Oppure il settore della difesa. L’Europa ha speso 140 miliardi spesi per l’Ucraina, ma a causa dell’esistenza di 27 sistemi di difesa diversi, l’ 80% di quelle risorse sono andate a creare posti di lavoro in altri paesi in Corea, Usa e Turchia. In questi settori, il rapporto mette in luce i benefici che risulterebbero da economie di scala, evidenti per quanto riguarda l’approvvigionamento comune di armamenti.
Sul piano della semplificazione di normative e procedure, il rapporto invita a passare dalle direttive ai regolamenti direttamente applicabili in modo uniforme in tutti gli Stati membri, invece delle direttive che sono sottoposte all’attuazione nazionale.
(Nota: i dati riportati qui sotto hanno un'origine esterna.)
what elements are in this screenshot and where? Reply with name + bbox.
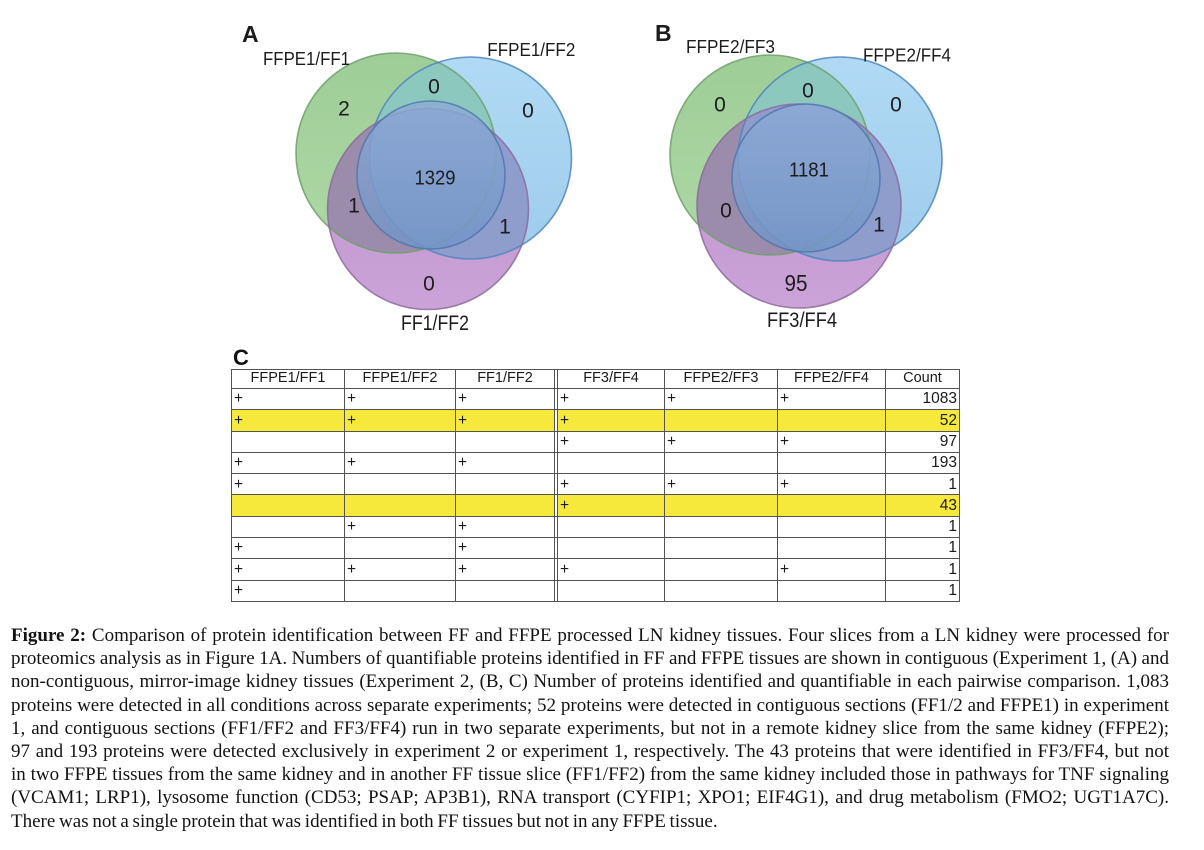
svg-text:FFPE2/FF3: FFPE2/FF3: [686, 37, 775, 57]
svg-text:0: 0: [802, 80, 814, 103]
svg-text:FFPE2/FF4: FFPE2/FF4: [863, 46, 951, 66]
svg-text:FF1/FF2: FF1/FF2: [401, 311, 469, 335]
svg-text:FFPE1/FF1: FFPE1/FF1: [263, 49, 350, 69]
svg-text:1: 1: [499, 216, 511, 239]
svg-text:FF3/FF4: FF3/FF4: [767, 308, 837, 332]
svg-text:95: 95: [785, 270, 808, 296]
svg-text:2: 2: [338, 98, 350, 121]
svg-text:B: B: [655, 20, 672, 46]
svg-text:1329: 1329: [415, 167, 456, 190]
svg-text:0: 0: [714, 94, 726, 117]
svg-text:1: 1: [873, 214, 885, 237]
svg-text:0: 0: [720, 200, 732, 223]
svg-text:0: 0: [423, 273, 435, 296]
svg-text:1: 1: [348, 195, 360, 218]
svg-text:FFPE1/FF2: FFPE1/FF2: [487, 40, 575, 60]
svg-text:0: 0: [522, 100, 534, 123]
svg-text:0: 0: [428, 76, 440, 99]
svg-text:A: A: [242, 21, 259, 47]
svg-text:0: 0: [890, 94, 902, 117]
svg-text:1181: 1181: [789, 160, 829, 182]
Il rapporto Letta sposa pienamente la logica di Jacques Delors dell’economia sociale di mercato. Per quanto riguarda la circolazione delle persone, se non si correggono le attuali storture resterà sempre un viaggio di sola andata da sud verso nord e da est verso ovest dove c’è più lavoro qualificato e meglio retribuito. Non solo libertà di movimento dunque ma anche libertà di restare nel proprio paese. Preliminare a questo riequilibrio è l’uso diverso dei fondi strutturali con una riforma delle politiche di coesione. Senza dialogo sociale non c’è crescita inclusiva non c’è sostenibilità. Letta sottolinea il principio della rappresentanza e quello dell’ascolto e l’attenzione al ruolo dei territori, e il fondamentale rispetto del principio della sussidiarietà. Perché, conclude, chi crede nel modello della democrazia e di sviluppo europeo ha un compito in più: dimostrare che proprio con la democrazia e la partecipazione l’economia cresce in modo più sostenibile e la società è più forte.
Quante possibilità concrete ci sono perché queste raccomandazioni e proposte vengono recepite? Le condizioni di partenza sono negative, ma la storia dell’integrazione europea per ora non ha contraddetto le parole di Jean Monnet: “L’Europa sarà forgiata nelle crisi e sarà la somma delle soluzioni adottate per quelle crisi”.